E questo, naturalmente, fu un errore. Non che i Nostri non abbondino, specialmente nella produzione tarda, in compiacimenti formali, ma alcuni episodi della seconda metà dei Settanta sono innegabilmente notevoli; e in questo live essi vengono riuniti in larga parte e sublimati dall'esecuzione di uno dei power trio migliori di sempre (non si accettano obiezioni). Jacob's ladder, Broon's bane/The trees/Xanadu e i due strumentali, YYZ, con piacionico assolo di Peart, e la straordinaria La villa strangiato (sorta di neologismo angloispanico) valgono, eccome, il prezzo del biglietto.
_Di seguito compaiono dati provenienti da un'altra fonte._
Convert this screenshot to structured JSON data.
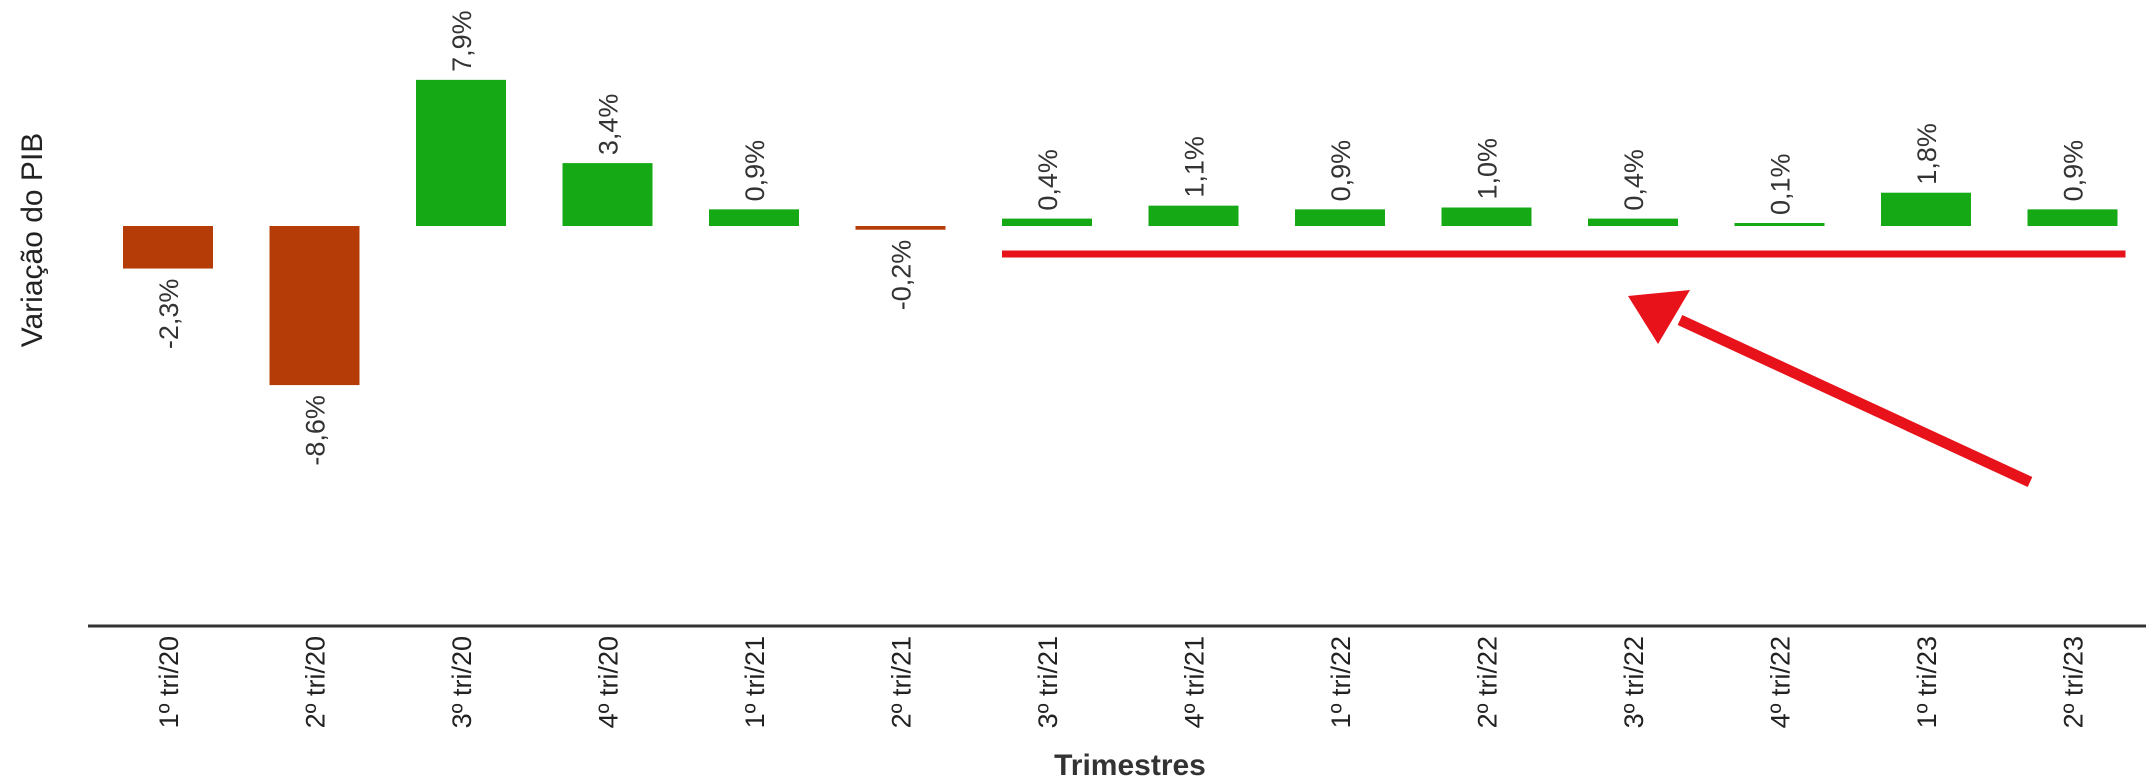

Resta da stabilire se i Nostri siano destri o mancini, un enigma che ha appassionato parecchi in Italia; sulla sponda sinistra, soprattutto. Nella canzone The trees, forse, la risposta: il testo di Peart parla di aceri e querce; i primi sono invidiosi dell'altezza delle seconde e chiedono pari diritti e pari opportunità di luce. La ottengono e così, conclude l'apologo, tutti saranno uguali per l'ascia, la sega e l'accetta.
L'ideologia di Peart, che ha fortemente subito le suggestioni della scrittrice Ayn Rand, è quella di un libertario individualista, ovviamente di destra, devoto della libera impresa e di uno Stato che assommi esclusivamente le funzioni di guardiano della pace sociale; ogni pulsione collettivista e livellatrice di matrice socialista (o comunista) e fascista (o nazionalsocialista), va dunque aborrita. Si delinea una sorta di anarcocapitalismo moderato che contempla esclusivamente la forza creatrice dell'individuo (un egoista razionale) - un individuo che ha il diritto morale, in tali termini, di perseguire la propria felicità senza danneggiare il prossimo. Una visione del mondo che si è inverata, senza residui e sforzi, proprio nella nazione, gli Stati Uniti, che accolse nel proprio seno l'esule ebrea russa Ayn Rand.
Peccato che la Rand non avesse previsto che tale filosofia (garante, a suo dire, di una pace perpetua e della fine della storia) sarebbe rovinata, in virtù proprio delle premesse, entro un capitalismo di guerra sorretto da un nichilismo tecnico e psicopatico. Non stupisce che nel Collettivo Ayn Rand, un gruppo di studio devoto all'ideologia della russa, sedesse il futuro presidente della Federal Reserve, il genocida seriale Alan Greenspan.
Chissà se Neil s'è mai accorto del ginepraio ideologico a monte delle proprie canzonette.